While buying a home in Texas may not be as expensive as it is in other states, keeping up with property taxes — the 14th-highest in the nation, according to tax analysts — can be harder. This has spawned a fast-growing property tax lending industry in Texas in which property owners, many of them residential, take out high-interest loans to pay their delinquent tax bills.
Like payday lending, the industry has fierce critics, who say it preys on people in dire straits and gives lenders the first shot at foreclosure. In interim charges released in January, House Speaker Joe Straus included the examination of a bill meant to more closely oversee the industry.
“When you look at Texas, we have one of the most unregulated tax industries in the country,” said state Sen. Sylvia Garcia, D-Houston, who referred to the practice as “legal theft.” “The industry just makes poor people poorer, and that’s totally unacceptable.”
But the industry has staunch defenders, who say they’re providing a needed service for taxpayers. They argue that they offer more flexible payment options than local taxing entities and give homeowners time to overcome their financial woes.
“We give property owners an option to help them get their taxes paid, to save money in tough times and ultimately get ownership of their property,” said Charles Brown, president of the property tax loan company Hunter-Kelsey and a member of the board of directors at the Texas Property Tax Lienholders Association.
Currently, there are 100 individually licensed property tax lending outfits in Texas — up from 55 in 2008, when the Texas Office of Consumer Credit Commissioner first began regulating the industry.
When a delinquent taxpayer pursues a property tax loan, the lender pays off the overdue amount, tacks on interest rates as high as 18 percent annually and adds closing costs, said Don Baylor, a senior policy analyst at the liberal Center for Public Policy Priorities.

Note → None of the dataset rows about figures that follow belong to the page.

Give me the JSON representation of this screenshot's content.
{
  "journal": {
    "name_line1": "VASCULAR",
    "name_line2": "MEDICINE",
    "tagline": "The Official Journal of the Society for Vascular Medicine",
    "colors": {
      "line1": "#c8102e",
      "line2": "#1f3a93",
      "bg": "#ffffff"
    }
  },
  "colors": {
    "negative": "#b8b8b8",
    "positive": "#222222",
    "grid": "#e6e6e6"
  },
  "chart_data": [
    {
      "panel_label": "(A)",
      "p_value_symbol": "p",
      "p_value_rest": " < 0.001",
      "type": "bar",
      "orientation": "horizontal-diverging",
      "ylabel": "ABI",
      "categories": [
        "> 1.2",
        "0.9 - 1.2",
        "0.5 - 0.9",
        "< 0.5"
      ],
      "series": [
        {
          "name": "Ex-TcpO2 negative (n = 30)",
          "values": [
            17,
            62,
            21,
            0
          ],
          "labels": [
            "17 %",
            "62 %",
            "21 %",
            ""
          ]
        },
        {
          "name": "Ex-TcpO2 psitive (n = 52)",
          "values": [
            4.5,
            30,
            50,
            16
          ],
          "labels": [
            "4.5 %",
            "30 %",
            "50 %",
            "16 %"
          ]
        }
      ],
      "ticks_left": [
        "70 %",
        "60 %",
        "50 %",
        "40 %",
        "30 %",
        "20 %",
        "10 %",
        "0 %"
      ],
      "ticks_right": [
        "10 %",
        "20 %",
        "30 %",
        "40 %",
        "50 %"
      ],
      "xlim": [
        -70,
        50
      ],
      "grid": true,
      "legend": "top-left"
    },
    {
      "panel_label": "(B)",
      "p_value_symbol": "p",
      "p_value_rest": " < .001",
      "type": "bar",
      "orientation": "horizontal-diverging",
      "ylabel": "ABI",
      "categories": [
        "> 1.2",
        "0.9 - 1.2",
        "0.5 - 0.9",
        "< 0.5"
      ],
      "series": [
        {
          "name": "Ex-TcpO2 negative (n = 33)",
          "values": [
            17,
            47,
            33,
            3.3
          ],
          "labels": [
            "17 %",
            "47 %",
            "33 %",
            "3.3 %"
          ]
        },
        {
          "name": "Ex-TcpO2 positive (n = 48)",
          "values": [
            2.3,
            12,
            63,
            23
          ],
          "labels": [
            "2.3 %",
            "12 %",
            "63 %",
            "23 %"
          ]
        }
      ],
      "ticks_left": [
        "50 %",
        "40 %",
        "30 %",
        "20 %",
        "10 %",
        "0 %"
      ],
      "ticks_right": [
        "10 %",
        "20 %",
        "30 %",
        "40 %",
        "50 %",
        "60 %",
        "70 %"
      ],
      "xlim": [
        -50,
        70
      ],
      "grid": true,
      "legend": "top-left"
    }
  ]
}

Normally, government taxing entities are first in line to collect taxes from homeowners, giving them “priority lien” status. But once a homeowner accepts a loan from a property tax lender and the lender foots the tax bill, that priority lien transfers to the lender — giving the lender the first opportunity to foreclose on the property if loan payments are missed.
“This mechanism allows [the lender] to jump ahead of everyone,” said Robert Doggett, an attorney for Texas RioGrande Legal Aid, the largest legal aid provider in Texas. “They don’t have any risk whatsoever. They are going to make their money either way.”
Consumer advocates don’t give government taxing entities a pass here. They argue that homeowners have been forced to pursue property tax loans because many local taxing districts did not offer alternative payment plans. In many cases, homeowners felt the only option was in the private market, Doggett added.
“Why do people feel like they need one of these loans? Because they have no other options,” he said. “People won’t need a property tax loan if the government can provide a better solution.”
Last legislative session, state Sen. Juan “Chuy” Hinojosa, D-McAllen, authored Senate Bill 476, which ultimately passed through its companion legislation, House Bill 1597, which requires taxing entities to now offer taxpayers a minimum installment plan of 12 months to pay what they owe with low interest rates.
“You have more and more homeowners losing their homes to high interest rates,” said Hinojosa, who thinks more can be done. “They need to have more options.”
Lawmakers also passed Senate Bill 247, a separate effort to further regulate the property tax loan industry that specifically prohibited lenders from selling the loans to third parties and falsely advertising their services. That bill, authored by outgoing state Sen. John Carona, R-Dallas, is the one Straus has identified for follow-up, and state Rep. René Oliveira, chairman of the House Business and Industry Committee, intends to hold a hearing on it before the end of May.
The industry has high profile — and moneyed — supporters, including San Antonio billionaire Red McCombs. McCombs has argued publicly in support of the priority lien status. In a column published in the Houston Chronicle last year, McCombs, who co-founded the property tax lending company Propel, wrote that “no one will provide financing for these delinquent property tax loans without it.” Propel was purchased in 2012 by San Diego, Calif.-based consumer debt-buying firm Encore Capital Group Inc. for $186.8 million, according to the San Antonio Express-News.
At least one Texas lawmaker has offered a far bolder solution to the challenges presented by property taxes. State Sen. Glenn Hegar, R-Katy, a Republican running for comptroller, has proposed phasing them out altogether.
“As long as we pay taxes,” he said at a Tea Party forum in February, “we have to ask, do we really own our property?”
Disclosure: Red McCombs is a major donor to The Texas Tribune. A complete list of Texas Tribune donors and sponsors can be viewed here.
*Editor's Note: An earlier version of this story did not include a reference to the passage of House Bill 1597, companion legislation of Senate Bill 476.